Arvind Subramanian has likened the current economic situation to a “pralay (deluge)”, in which the government should spend more than even what it ought to in a rainy day. India, the former chief economic adviser said at an e-Adda event hosted by this newspaper, must plan for a “substantially negative” growth this year that might require an additional fiscal expenditure of Rs 10 lakh crore. He has a point. Corporate indebtedness was already high before the lockdown. Not only will insolvency cases mount further, but even companies facing no significant cash flow issues wouldn’t invest in an uncertain public health as well as demand-constrained environment. Banks, too, aren’t going to lend, no matter how much liquidity the Reserve Bank of India (RBI) may infuse. The burden of non-performing assets, which is set to get heavier in the coming months, makes it impossible for them to finance an economic recovery.

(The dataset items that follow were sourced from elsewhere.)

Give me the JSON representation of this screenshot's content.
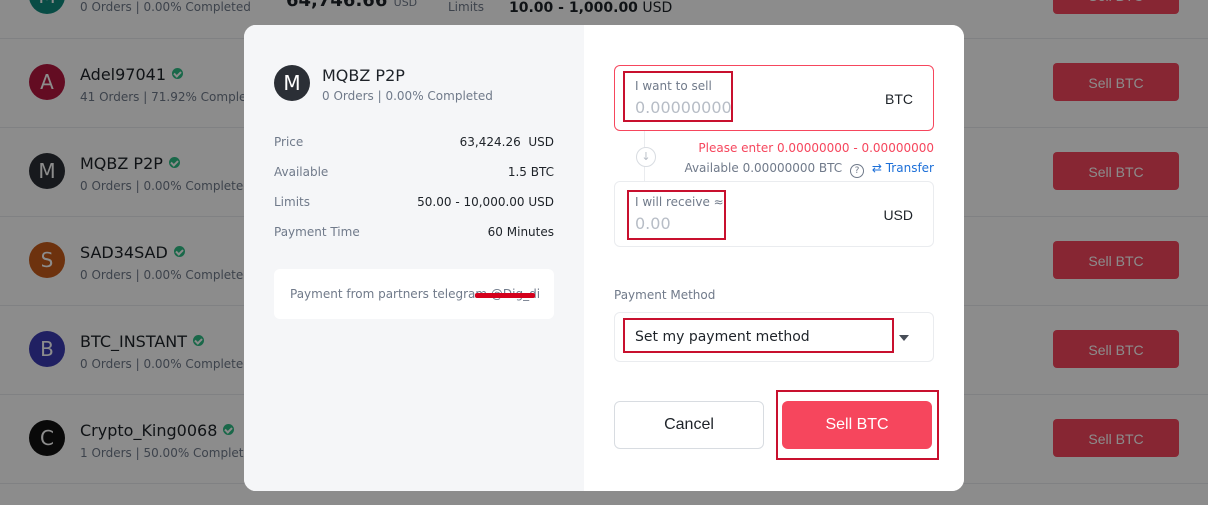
{
  "background": {
    "top_partial": {
      "stats": "0 Orders | 0.00% Completed",
      "price_fragment": "64,746.66",
      "price_unit": "USD",
      "limits_label": "Limits",
      "limits_value": "10.00 - 1,000.00",
      "limits_unit": "USD"
    },
    "rows": [
      {
        "initial": "A",
        "name": "Adel97041",
        "stats": "41 Orders | 71.92% Completed",
        "color": "#b5163f",
        "button": "Sell BTC"
      },
      {
        "initial": "M",
        "name": "MQBZ P2P",
        "stats": "0 Orders | 0.00% Completed",
        "color": "#2b2f36",
        "button": "Sell BTC"
      },
      {
        "initial": "S",
        "name": "SAD34SAD",
        "stats": "0 Orders | 0.00% Completed",
        "color": "#c75b1a",
        "button": "Sell BTC"
      },
      {
        "initial": "B",
        "name": "BTC_INSTANT",
        "stats": "0 Orders | 0.00% Completed",
        "color": "#3b3bb3",
        "button": "Sell BTC"
      },
      {
        "initial": "C",
        "name": "Crypto_King0068",
        "stats": "1 Orders | 50.00% Completed",
        "color": "#111111",
        "button": "Sell BTC"
      }
    ]
  },
  "modal": {
    "merchant": {
      "initial": "M",
      "name": "MQBZ P2P",
      "stats": "0 Orders | 0.00% Completed"
    },
    "info": {
      "price_label": "Price",
      "price_value": "63,424.26",
      "price_unit": "USD",
      "available_label": "Available",
      "available_value": "1.5 BTC",
      "limits_label": "Limits",
      "limits_value": "50.00 - 10,000.00 USD",
      "payment_time_label": "Payment Time",
      "payment_time_value": "60 Minutes"
    },
    "remark": "Payment from partners telegram @Dig_di",
    "sell_field": {
      "label": "I want to sell",
      "placeholder": "0.00000000",
      "unit": "BTC"
    },
    "error_message": "Please enter 0.00000000 - 0.00000000",
    "available": {
      "label": "Available",
      "value": "0.00000000 BTC",
      "help_icon": "question-circle-icon",
      "transfer_icon": "transfer-icon",
      "transfer_label": "Transfer"
    },
    "receive_field": {
      "label": "I will receive ≈",
      "placeholder": "0.00",
      "unit": "USD"
    },
    "payment_method": {
      "label": "Payment Method",
      "selected": "Set my payment method"
    },
    "buttons": {
      "cancel": "Cancel",
      "sell": "Sell BTC"
    },
    "colors": {
      "sell": "#f6465d",
      "verified": "#2ebd85",
      "highlight": "#c8102e",
      "link": "#1c6fd8"
    }
  }
}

Last, but not the least, are households. Faced with layoffs and pay cuts, they would rather save and will be afraid to spend.
Under the circumstances, the onus for ensuring that the wheels of the economy start moving — there’s no guarantee of it happening even with all lockdown restrictions being lifted — lies on the government. Without somebody to spend, the economy is in real danger of contraction, which will, in turn, worsen the problem of businesses going bust, joblessness and loan defaults that can spread to the entire financial services industry. The one consolation today is that India is not saddled with its traditional “3F” constraints — food, fuel and foreign exchange — which were triggers for inflation and balance of payments crises. On the contrary, public foodgrain stocks are at an all-time-high, global oil prices have crashed and there is no run on the rupee, unlike during the “taper tantrum” period of May-August 2013. The risks, if at all, are tilted more towards demand-side “deflationary shocks”, as Subramanian puts it, than supply-side inflation concerns.
There is a legitimate question, though: If the government has to take up the slack, where will the money for it come from? The finances of both the Centre and states are in a mess, with receipts from tax and non-tax sources hardly covering even existing expenditures. But governments enjoy sovereign borrowing powers that allow fund-raising at rates below that of triple A-rated instruments issued by private corporates, more so in the present risk-averse scenario. Also, there is the option of deficit financing (“printing money”) through the RBI subscribing to primary auctions of government securities. There are, of course, costs in such powers being exercised. Past precedents — whether the issuance of ad hoc Treasury Bills to the RBI prior to April 1997 or the stimulus package post the 2008 global financial crisis — do not inspire confidence. This is the time to design clear rules for departure from accepted norms of fiscal prudence. Any stimulus has to be transparent and time-bound.